- Hosted by: Heikki Paasonen Niina Herala Janne Kataja (Idols Studio)
- Judges: Nina Tapio Jone Nikula Sami Pitkämö
- Winner: Martti Saarinen
- Runner-up: Ali Elkharam
- Finals venue: Hartwall Areena

Release
- Original network: MTV3
- Original release: February 3 – May 15, 2011

= Idols season 5 =

The fifth season of Finnish Idol premiered on February 3, 2011 on MTV3. Nina Tapio and Jone Nikula returned as judges, and Sami Pitkämö replaced Patric Sarin as a judge. Heikki Paasonen returned as the show's host, but his co-hosts from the previous season did not return as they were replaced by Niina Herala.

Idols tekee hyvää, a Finnish version of the hugely acclaimed American Idol Gives Back program, was held for the first time on April 24, 2011. The concert was hosted by Heikki Paasonen and Idols' original hostess Ellen Jokikunnas, who replaced Niina Herala for that one episode.
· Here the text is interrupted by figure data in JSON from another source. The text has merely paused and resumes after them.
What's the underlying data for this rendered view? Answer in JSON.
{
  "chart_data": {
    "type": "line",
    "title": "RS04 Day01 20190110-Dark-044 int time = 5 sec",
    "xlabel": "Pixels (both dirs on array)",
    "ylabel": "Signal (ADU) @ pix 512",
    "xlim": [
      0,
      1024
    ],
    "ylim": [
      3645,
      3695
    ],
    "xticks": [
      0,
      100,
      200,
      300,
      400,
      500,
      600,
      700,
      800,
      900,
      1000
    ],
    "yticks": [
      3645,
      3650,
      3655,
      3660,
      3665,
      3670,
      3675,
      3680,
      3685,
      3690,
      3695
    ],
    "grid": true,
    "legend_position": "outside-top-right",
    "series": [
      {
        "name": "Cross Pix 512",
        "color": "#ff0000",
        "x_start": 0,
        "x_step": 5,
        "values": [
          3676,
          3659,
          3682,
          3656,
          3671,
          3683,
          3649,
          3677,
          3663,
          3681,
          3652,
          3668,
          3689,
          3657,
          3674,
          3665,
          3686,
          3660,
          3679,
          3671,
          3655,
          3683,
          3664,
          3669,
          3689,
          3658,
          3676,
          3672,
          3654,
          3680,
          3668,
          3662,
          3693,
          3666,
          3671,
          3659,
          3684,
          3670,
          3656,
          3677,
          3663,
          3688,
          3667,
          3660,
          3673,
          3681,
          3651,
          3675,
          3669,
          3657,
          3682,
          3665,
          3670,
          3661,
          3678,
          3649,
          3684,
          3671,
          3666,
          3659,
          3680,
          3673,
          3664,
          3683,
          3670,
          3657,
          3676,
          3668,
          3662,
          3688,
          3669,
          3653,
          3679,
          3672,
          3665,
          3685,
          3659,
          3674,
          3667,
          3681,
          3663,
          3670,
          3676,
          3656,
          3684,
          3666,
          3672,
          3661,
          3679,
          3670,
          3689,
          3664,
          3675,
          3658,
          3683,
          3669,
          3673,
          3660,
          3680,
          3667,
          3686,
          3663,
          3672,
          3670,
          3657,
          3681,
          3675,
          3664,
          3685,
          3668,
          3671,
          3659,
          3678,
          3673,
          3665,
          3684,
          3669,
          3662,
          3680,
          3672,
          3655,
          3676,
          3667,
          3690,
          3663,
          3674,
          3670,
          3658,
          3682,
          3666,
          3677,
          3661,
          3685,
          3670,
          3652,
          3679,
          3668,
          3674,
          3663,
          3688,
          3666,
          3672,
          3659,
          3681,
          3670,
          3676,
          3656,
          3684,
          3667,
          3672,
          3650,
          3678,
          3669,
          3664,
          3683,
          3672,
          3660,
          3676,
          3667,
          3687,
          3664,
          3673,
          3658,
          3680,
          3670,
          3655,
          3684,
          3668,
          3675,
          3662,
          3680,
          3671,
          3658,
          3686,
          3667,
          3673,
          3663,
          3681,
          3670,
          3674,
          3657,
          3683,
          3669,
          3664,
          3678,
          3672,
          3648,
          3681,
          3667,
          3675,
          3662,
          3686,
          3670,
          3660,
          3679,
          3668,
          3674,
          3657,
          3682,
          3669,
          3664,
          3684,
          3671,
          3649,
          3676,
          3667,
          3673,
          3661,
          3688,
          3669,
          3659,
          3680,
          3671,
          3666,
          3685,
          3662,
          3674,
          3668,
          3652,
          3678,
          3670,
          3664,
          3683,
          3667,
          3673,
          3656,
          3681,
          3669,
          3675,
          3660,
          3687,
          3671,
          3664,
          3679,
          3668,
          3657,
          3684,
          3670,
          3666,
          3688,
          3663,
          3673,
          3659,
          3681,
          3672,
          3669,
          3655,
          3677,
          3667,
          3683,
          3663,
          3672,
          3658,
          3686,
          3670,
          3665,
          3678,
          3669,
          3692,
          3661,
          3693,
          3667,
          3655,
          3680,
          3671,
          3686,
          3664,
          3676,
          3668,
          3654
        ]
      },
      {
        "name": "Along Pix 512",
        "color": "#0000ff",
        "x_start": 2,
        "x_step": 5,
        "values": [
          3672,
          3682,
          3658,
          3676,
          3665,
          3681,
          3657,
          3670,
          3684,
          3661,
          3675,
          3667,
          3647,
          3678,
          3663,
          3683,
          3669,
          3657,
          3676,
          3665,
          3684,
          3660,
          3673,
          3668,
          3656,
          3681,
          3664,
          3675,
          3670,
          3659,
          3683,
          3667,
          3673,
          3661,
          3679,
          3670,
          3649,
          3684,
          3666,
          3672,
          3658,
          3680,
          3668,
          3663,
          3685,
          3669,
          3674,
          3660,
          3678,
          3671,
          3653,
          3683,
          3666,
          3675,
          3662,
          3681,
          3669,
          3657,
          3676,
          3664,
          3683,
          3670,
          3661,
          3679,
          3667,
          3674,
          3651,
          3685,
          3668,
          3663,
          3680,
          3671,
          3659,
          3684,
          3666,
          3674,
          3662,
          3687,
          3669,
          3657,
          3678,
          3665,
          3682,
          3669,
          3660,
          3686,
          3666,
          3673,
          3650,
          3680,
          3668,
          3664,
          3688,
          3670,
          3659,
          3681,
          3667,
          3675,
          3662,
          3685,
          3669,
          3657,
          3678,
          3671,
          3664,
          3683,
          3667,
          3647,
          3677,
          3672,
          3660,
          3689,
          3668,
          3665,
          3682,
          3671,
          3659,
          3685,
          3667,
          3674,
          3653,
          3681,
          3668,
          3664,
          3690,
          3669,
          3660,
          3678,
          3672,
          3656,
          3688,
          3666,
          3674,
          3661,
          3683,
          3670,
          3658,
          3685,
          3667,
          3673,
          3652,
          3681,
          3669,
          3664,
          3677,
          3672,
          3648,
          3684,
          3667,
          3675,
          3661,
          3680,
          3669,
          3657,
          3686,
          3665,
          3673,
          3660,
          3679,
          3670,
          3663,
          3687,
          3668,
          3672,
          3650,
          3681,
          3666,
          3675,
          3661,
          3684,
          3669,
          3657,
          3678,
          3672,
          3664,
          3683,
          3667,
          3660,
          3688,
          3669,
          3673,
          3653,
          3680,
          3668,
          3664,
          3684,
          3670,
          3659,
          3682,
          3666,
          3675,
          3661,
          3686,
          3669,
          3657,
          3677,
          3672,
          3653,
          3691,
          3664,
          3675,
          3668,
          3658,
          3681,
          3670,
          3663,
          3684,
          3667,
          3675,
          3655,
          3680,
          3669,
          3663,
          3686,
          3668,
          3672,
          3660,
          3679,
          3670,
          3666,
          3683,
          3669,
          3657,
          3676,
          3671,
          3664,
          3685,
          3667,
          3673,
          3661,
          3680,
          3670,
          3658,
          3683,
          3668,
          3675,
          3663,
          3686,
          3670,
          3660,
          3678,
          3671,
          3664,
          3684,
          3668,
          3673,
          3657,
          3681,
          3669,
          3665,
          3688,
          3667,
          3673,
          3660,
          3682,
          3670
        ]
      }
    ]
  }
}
This season also includes a new show called Idols Studio, which replaces Idols Extra. Hosted by Idols Extra's earlier host Janne Kataja, the show includes conversations with varying guests. The show is aired on Saturday evenings at 7:30 pm (earlier 6:30 pm) EET on MTV3.

== Regional auditions ==

| Episode Air Date | Audition City | Date | Audition Venue | Golden Tickets |
|---|---|---|---|---|
| February 3, 2011 | Kuopio | October 19–20, 2010 | Kuopion musiikkikeskus | 15 |
| February 6, 2011 | Rovaniemi | October 26–27, 2010 | Rovaniemen kaupungintalo | 9 |
| February 10/13, 2011 | Tampere | December 3–4, 2010 | Tampere Hall | 27 |
| February 17/20, 2011 | Helsinki | December 18–19, 2010 | Tapahtumatalo Bank | 28 |
| Total Golden Tickets |  |  |  | 79 |

==Elimination Chart==
There were twelve semifinalists, six females and males.

Legend
| Top 12 | Winner |

| Safe | Eliminated | Bottom 4 |

| Stage: |  | Semi-Finals |  |  |  |  |  | Finals |  |  |  |  |
| Week: |  | 3/6 | 3/10 | 3/13 | 3/17 | 3/20 | 3/24 | 4/3 | 4/10 | 4/17 | 5/1 | 5/8 |
| Place | Contestant | Result |  |  |  |  |  |  |  |  |  |  |  |  |  |
| 1 | Martti Saarinen |  |  |  |  |  | Bottom 4 |  |  |  |  | Winner |
| 2 | Ali Elkharam |  |  |  |  |  |  |  |  |  |  | Elim |
| 3 | Hennariikka Syvänne |  |  |  |  |  |  |  |  |  | Elim |  |
| 4 | Ilpo Kaikkonen |  |  |  |  |  |  |  |  | Elim |  |  |
| 5 | Stina Girs |  |  |  |  |  | Bottom 4 |  | Elim |  |  |  |
| 6 | Lotta Sandholm |  |  |  |  |  |  | Elim |  |  |  |  |
| 7–8 | Jerkka Virtanen |  |  |  |  |  | Elim |  |  |  |  |  |
| Fatima Koroma |  |  |  |  |  | Elim |  |  |  |  |  |
| 9 | Jusu Wirekoski |  |  |  | Elim |  |  |  |  |  |  |  |
| 10 | Anna Paatero |  |  | Elim |  |  |  |  |  |  |  |  |
| 11 | Vilikasper Kanth |  | Elim |  |  |  |  |  |  |  |  |  |
| 12 | Laura Itkonen | Elim |  |  |  |  |  |  |  |  |  |  |

- Lassi Valtonen was selected as one of the semi-finalists, but he decided to withdraw. He was replaced by a new competitor (Vilikasper Kanth), which was selected 10 March 2011.